Riguardo al suo settore specifico e dal suo cono visuale, quali tendenze di mercato dominano?

«Il mondo dell’acciaio è in crisi. La Cina ha esportato nel 2015 ben 120 milioni di tonnellate ad un costo di 70 dollari americani a tonnellata, inferiore ai costi di produzione, distruggendo il mercato mondiale. E probabile che nel 2016 questo numero sarà portato a 150 milioni di tonnellate. Per comprendere l’impatto sul mercato si confronti con l’Italia che produce 22 milioni di tonnellate all’anno. La Cina esporta in tutti i Paesi del mondo, mettendo in difficoltà il 70% dei nostri clienti. Il numero di aziende sarà ridotto per integrazioni o chiusure. Il mercato potrà migliorare qualcosa nel 2017 ed auspicabilmente di più nel 2018».

Quale evoluzione vede per il risanamento e rilancio dell’Ilva?

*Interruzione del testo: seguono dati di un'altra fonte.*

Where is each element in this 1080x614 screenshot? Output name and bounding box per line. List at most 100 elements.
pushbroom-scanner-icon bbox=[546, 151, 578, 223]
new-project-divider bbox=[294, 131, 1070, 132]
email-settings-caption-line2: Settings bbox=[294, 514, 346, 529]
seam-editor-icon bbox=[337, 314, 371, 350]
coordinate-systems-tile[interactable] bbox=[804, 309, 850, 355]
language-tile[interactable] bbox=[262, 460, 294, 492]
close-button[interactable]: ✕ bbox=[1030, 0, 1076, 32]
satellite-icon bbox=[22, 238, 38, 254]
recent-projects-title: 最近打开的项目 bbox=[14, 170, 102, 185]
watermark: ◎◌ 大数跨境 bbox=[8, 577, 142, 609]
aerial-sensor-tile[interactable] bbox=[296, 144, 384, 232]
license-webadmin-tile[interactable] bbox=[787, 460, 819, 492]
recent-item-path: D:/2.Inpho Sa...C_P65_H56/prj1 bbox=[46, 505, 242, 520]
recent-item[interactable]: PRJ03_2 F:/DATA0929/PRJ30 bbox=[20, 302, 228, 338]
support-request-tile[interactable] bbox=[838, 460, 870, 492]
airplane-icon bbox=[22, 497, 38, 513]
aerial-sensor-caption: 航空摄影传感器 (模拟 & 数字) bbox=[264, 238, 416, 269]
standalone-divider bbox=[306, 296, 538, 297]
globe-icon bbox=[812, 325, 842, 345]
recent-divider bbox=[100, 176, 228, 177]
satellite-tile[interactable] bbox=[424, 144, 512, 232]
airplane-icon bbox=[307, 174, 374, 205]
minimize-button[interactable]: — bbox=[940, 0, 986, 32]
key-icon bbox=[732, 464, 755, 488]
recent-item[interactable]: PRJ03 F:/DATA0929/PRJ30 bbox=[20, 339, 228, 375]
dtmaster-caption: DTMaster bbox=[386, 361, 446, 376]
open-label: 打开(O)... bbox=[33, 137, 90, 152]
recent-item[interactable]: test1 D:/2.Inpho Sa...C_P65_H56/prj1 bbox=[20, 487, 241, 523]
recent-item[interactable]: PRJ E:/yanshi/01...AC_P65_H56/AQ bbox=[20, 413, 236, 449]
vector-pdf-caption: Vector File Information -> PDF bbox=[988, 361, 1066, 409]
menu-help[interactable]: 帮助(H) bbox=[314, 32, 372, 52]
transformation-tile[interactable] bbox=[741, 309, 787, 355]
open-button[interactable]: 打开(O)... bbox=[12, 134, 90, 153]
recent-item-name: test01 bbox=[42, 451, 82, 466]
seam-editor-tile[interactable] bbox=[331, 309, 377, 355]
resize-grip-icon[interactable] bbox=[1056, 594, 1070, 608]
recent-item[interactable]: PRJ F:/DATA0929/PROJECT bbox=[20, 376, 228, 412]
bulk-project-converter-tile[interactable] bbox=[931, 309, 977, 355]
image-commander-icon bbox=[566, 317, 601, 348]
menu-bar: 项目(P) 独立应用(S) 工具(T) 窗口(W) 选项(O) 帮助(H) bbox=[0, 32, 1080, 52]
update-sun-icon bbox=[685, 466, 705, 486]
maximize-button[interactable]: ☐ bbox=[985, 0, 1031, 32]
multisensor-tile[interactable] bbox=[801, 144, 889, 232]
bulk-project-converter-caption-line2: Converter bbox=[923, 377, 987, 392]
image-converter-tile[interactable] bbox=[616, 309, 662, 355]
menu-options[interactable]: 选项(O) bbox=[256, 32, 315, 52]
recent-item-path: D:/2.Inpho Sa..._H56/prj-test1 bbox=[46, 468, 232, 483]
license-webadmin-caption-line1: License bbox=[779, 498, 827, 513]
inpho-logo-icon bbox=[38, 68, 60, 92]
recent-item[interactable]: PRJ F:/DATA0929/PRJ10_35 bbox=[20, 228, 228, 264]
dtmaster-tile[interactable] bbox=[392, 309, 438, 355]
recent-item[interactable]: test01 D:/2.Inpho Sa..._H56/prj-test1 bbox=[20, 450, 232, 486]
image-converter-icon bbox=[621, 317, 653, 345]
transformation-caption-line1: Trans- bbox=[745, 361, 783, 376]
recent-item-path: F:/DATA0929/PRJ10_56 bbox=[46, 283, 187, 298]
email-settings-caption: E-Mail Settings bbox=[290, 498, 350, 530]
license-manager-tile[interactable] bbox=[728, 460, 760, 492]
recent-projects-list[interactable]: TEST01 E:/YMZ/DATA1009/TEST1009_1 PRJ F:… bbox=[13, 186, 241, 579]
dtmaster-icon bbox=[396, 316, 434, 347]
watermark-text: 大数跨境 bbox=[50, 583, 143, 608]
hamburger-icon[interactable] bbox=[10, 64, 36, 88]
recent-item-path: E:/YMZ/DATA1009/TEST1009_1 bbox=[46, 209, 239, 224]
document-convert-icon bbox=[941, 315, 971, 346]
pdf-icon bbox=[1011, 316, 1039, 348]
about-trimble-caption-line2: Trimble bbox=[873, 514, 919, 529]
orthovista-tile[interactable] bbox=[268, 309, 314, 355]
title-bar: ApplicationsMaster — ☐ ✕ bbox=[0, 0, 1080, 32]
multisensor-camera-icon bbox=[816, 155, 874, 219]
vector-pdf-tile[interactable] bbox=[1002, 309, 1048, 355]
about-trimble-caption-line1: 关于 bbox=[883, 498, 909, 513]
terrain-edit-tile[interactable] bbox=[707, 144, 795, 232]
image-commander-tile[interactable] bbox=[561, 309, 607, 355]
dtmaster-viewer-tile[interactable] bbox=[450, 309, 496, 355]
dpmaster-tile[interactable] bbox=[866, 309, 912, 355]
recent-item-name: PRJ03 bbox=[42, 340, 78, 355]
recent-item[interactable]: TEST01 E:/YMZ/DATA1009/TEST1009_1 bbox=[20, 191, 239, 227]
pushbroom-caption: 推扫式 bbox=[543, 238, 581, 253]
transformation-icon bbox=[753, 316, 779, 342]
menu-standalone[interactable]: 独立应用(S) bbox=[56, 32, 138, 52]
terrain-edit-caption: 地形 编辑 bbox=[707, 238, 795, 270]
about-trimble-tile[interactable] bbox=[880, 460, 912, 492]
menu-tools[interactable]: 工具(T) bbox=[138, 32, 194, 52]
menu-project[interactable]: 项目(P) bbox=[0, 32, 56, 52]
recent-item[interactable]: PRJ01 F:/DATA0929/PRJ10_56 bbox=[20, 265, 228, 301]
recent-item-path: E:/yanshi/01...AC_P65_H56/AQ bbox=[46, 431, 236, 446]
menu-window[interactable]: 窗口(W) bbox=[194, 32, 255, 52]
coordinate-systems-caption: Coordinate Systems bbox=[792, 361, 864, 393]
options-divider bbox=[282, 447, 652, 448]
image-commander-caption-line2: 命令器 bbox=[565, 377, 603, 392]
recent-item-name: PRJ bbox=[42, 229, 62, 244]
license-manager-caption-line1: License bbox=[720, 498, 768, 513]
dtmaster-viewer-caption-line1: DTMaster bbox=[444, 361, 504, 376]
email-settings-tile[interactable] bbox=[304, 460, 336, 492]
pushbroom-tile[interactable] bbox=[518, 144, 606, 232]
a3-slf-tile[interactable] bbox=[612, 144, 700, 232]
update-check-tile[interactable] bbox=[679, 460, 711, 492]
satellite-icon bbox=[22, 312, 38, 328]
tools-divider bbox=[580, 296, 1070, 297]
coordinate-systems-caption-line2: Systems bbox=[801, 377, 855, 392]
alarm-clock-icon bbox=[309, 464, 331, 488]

«L’Ilva è un grosso problema in quanto, probabilmente, sta progressivamente perdendo non solo il mercato, ma anche la capacità di produrre in qualità. Auspicabile che chi acquisirà l’Ilva sia un produttore competitivo nel produrre acciaio in qualità e quindi con management qualificato a disposizione per attuare la metamorfosi necessaria e improrogabile per ridare competitività all’azienda. Ci vorrà qualche anno per ottenere il risultato. In caso contrario i problemi potranno essere estremamente seri, ancor di più in questo momento di mercato».

Gianpietro Benedetti, riguardo alla sua azienda, che cosa si attende in tema di export per l’annata in corso? Quali i mercati più vitali?

«In Danieli riteniamo che nel breve avremo una flessione del 10-15%. Esportiamo il 99% dei nostri prodotti da almeno 40 anni e quindi il set back dell’economia globale ed in particolare dei Paesi in via di sviluppo impatta fortemente la disponibilità ad investire in grandi impianti. Di fatto la situazione attuale, parlando del settore impianti per metalli, è piuttosto complicata: Europa e Usa fermi, Cina con Russia e Ucraina anche. Area Medio Oriente e Nord Africa ferma per le guerre in corso. Qualche possibilità di sviluppo il prossimo anno in India ed area South East Asia».